On ne compte plus les articles scientifiques démontrant que la musique a des effets positifs sur le développement social et neuropsychologique des enfants, et ce, dès le plus jeune âge. Elle développe notamment la motricité, la dextérité, le langage et d’autres habiletés cognitives et sociales.
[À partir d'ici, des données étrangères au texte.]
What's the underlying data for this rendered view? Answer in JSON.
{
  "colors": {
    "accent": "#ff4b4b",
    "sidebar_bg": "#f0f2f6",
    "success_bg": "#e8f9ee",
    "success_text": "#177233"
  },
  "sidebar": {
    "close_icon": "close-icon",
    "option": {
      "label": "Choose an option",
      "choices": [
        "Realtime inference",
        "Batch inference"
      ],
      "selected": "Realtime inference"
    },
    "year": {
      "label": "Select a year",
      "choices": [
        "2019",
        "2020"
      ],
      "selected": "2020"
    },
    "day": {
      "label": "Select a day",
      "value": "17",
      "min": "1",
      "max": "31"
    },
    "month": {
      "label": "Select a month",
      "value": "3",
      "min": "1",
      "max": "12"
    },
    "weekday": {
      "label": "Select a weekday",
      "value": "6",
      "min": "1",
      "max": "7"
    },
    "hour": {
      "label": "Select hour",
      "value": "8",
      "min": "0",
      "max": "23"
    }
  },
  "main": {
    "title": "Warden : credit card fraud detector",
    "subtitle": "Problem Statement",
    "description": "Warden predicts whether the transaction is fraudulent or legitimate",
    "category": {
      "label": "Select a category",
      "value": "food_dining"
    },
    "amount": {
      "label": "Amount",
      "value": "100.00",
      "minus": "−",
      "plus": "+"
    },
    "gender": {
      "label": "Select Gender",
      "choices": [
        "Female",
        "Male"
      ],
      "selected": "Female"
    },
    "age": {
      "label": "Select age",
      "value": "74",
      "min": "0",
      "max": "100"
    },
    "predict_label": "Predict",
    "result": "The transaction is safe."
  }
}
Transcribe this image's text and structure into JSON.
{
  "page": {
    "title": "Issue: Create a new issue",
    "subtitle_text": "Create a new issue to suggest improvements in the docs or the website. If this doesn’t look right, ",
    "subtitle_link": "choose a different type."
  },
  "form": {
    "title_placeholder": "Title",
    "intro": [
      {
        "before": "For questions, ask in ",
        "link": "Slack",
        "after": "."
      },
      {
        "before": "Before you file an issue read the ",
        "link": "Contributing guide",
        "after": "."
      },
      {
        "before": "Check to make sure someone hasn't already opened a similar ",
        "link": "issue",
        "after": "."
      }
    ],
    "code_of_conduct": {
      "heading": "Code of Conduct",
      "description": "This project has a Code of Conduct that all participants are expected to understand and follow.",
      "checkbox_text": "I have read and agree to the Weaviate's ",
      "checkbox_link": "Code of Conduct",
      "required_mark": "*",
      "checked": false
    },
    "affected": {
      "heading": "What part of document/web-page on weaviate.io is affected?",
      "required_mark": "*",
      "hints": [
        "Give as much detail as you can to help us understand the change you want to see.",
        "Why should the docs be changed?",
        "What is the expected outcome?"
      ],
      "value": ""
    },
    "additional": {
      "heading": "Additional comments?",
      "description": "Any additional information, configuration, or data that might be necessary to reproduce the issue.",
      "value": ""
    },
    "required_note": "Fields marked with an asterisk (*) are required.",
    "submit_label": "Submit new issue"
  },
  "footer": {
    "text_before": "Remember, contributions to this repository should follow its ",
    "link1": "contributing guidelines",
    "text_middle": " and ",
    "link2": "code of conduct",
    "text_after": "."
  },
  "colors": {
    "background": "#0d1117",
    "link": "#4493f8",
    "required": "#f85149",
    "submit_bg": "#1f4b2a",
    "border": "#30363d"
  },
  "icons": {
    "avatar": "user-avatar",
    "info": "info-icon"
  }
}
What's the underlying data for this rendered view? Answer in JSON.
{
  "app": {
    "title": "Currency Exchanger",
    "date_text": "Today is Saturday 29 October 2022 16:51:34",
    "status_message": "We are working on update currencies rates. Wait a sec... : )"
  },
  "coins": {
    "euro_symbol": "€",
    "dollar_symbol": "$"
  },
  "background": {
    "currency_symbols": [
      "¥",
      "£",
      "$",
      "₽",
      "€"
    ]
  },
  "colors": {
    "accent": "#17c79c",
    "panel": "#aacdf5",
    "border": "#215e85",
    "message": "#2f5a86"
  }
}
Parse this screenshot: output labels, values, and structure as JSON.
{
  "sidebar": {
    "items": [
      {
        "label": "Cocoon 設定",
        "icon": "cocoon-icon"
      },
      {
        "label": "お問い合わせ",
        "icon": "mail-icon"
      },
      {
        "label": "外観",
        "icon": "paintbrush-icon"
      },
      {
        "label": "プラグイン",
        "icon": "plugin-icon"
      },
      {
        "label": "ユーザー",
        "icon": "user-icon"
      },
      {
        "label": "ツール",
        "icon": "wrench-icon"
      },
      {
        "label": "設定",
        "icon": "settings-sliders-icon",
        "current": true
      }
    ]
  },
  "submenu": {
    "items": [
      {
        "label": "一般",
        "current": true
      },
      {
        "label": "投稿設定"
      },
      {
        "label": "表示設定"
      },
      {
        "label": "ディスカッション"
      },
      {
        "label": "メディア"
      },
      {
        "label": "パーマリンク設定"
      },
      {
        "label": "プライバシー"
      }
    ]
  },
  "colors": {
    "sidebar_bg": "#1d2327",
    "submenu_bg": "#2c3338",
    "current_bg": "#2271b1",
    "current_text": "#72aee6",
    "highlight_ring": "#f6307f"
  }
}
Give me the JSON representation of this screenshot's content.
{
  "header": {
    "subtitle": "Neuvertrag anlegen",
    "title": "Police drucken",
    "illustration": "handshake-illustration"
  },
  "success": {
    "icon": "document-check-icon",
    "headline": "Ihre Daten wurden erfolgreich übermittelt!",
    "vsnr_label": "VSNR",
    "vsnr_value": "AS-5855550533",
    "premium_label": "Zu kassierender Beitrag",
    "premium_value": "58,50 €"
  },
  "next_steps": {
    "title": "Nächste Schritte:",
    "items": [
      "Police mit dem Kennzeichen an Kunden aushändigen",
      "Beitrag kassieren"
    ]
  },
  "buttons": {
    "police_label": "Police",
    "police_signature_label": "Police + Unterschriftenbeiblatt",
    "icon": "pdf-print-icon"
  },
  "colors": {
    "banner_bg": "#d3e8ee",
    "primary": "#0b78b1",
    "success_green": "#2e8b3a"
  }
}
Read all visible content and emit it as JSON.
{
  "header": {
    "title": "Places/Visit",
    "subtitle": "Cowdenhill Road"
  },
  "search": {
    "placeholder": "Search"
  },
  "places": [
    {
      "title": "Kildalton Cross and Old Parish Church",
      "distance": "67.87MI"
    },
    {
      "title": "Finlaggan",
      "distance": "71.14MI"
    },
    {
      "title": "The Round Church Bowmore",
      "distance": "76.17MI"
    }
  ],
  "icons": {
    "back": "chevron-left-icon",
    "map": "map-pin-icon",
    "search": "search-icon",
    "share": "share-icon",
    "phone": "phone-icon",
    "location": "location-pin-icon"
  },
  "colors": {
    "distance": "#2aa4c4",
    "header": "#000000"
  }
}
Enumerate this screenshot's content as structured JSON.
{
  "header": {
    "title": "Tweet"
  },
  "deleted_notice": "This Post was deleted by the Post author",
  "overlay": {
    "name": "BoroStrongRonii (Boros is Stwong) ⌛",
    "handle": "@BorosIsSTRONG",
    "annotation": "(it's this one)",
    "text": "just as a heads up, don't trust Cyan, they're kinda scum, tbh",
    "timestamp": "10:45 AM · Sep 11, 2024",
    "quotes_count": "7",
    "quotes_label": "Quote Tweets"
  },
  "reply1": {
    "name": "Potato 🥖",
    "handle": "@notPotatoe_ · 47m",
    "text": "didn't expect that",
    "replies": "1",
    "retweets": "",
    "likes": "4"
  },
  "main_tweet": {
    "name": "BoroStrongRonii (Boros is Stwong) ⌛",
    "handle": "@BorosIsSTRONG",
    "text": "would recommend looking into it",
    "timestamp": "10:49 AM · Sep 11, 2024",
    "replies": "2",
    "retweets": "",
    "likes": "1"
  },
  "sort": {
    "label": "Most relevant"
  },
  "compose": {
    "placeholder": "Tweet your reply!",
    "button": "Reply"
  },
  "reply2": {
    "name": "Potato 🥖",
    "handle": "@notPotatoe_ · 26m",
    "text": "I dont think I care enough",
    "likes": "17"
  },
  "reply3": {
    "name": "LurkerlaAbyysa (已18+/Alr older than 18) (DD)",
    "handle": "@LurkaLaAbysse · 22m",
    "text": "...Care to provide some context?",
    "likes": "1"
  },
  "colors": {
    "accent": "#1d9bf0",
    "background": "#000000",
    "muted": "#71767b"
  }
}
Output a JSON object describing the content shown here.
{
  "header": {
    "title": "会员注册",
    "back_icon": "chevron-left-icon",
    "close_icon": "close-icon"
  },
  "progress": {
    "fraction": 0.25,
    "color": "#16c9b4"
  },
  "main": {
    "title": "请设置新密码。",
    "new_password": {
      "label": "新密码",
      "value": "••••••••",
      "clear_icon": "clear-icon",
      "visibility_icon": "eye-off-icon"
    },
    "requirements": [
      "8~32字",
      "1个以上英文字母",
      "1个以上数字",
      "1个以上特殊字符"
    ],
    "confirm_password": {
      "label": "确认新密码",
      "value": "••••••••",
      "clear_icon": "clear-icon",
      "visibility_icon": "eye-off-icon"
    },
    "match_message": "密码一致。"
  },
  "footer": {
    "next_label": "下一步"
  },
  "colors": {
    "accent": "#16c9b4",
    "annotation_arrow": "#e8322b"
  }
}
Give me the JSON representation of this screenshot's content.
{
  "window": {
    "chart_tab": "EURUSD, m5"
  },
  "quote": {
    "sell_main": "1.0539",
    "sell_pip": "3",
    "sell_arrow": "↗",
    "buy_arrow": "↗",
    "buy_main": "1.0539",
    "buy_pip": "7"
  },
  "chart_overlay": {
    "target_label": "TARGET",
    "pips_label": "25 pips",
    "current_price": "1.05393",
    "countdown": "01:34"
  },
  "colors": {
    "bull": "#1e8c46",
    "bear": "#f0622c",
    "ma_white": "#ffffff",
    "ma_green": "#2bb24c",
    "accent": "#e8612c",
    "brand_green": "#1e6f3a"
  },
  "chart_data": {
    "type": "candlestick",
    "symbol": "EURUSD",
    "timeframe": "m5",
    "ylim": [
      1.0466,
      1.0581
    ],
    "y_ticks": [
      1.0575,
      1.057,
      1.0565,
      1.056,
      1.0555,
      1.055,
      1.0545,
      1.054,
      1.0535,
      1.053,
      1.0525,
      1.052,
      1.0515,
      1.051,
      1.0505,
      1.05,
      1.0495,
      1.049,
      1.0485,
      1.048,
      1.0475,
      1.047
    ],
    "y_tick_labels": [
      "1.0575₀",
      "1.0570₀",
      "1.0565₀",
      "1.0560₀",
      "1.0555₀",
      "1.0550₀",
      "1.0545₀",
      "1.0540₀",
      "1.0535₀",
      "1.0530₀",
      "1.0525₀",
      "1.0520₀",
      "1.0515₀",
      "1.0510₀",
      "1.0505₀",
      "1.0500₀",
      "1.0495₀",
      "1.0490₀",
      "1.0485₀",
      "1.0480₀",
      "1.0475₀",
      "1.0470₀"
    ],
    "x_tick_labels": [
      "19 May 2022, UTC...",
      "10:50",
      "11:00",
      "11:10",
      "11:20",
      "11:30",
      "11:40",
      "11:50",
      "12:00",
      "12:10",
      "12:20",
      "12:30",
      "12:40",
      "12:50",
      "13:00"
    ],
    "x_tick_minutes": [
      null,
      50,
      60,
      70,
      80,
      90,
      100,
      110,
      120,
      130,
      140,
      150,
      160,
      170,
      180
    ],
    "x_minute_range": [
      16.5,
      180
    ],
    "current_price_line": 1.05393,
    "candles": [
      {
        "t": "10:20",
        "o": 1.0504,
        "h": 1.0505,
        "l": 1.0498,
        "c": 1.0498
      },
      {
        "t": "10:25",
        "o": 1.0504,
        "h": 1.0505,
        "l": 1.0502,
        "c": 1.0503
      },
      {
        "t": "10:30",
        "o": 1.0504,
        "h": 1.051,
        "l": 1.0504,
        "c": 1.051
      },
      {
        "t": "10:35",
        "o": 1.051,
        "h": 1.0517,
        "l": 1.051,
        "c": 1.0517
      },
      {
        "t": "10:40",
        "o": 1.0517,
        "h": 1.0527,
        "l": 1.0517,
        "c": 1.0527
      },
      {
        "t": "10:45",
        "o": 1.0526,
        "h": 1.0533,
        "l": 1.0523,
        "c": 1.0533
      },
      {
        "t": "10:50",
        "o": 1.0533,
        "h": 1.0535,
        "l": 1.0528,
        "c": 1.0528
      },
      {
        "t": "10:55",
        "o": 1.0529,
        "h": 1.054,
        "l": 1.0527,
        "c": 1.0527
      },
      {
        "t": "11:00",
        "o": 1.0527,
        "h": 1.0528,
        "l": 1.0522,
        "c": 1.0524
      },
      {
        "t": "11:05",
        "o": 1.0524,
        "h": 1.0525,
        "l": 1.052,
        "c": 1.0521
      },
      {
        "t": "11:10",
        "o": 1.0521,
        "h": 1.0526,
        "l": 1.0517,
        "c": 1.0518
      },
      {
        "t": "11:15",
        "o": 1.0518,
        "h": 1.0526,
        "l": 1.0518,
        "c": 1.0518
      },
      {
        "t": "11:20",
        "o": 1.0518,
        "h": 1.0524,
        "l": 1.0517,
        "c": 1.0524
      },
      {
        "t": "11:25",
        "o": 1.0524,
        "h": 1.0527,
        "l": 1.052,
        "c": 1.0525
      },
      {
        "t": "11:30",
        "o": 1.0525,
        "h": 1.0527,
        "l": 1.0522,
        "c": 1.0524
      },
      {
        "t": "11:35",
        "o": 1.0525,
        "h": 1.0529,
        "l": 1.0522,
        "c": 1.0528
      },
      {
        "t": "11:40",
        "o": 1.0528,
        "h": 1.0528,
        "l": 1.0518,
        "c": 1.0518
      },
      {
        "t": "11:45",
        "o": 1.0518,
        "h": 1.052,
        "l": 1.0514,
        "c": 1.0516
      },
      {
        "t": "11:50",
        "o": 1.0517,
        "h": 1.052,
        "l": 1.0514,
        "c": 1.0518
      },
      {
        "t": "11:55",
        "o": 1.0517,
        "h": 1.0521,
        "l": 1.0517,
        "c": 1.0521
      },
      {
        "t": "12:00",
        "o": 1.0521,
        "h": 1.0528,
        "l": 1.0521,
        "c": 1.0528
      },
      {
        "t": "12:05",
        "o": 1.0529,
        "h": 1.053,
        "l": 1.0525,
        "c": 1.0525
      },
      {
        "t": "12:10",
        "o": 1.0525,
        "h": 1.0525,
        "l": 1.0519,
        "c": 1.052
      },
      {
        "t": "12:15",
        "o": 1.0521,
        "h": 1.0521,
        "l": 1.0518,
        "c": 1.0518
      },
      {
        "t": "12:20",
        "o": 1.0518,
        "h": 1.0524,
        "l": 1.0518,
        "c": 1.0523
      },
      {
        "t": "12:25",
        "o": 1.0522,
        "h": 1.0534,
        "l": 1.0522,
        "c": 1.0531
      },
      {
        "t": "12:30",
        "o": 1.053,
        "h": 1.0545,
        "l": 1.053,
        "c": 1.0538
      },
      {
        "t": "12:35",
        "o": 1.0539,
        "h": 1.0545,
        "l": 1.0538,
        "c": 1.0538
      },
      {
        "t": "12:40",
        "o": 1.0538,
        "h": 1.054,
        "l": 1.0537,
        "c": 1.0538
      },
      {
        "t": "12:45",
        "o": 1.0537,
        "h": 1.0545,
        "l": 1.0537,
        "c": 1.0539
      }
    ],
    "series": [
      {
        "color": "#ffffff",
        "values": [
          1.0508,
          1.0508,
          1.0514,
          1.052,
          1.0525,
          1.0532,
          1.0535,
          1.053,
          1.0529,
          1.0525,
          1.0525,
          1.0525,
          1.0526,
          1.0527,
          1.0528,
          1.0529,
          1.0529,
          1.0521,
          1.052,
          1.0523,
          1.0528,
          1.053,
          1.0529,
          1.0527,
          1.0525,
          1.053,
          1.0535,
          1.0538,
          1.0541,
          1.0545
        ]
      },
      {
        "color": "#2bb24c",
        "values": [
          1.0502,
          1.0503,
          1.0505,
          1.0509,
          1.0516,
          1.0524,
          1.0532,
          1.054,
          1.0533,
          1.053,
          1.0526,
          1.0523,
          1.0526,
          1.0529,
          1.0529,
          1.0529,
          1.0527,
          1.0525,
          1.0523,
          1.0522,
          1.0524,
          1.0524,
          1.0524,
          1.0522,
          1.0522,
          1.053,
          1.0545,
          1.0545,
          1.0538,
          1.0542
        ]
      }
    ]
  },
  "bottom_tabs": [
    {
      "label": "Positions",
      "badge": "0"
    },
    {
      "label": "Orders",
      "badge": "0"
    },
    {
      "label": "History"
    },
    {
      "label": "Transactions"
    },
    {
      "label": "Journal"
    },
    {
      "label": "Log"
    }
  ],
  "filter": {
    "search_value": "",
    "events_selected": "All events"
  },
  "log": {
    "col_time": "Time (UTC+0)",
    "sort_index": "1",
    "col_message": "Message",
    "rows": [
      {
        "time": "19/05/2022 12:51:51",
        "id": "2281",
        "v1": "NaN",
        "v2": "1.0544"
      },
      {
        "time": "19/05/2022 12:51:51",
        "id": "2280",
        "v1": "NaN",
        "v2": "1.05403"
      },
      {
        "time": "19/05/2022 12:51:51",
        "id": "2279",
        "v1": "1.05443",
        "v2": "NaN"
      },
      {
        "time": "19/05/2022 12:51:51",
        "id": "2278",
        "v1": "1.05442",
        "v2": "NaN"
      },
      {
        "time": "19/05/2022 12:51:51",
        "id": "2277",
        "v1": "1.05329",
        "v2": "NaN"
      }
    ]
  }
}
Hélène Sioui-Trudel, avocate-médiatrice intéressée aux droits de l’enfance, a lancé ce projet qui propose d’intervenir auprès des jeunes âgés de zéro à vingt ans. L’organisme combine trois volets: la pédiatrie sociale développée par son conjoint, le Dr Gilles Julien, l’accompagnement scolaire adapté aux besoins de l’enfant et la pratique collective de la musique. Le tout a commencé en 2009 par un projet-pilote avec tous les élèves de l’école Saint-Nom-de-Jésus et un partenariat avec Samajam, une école de percussions.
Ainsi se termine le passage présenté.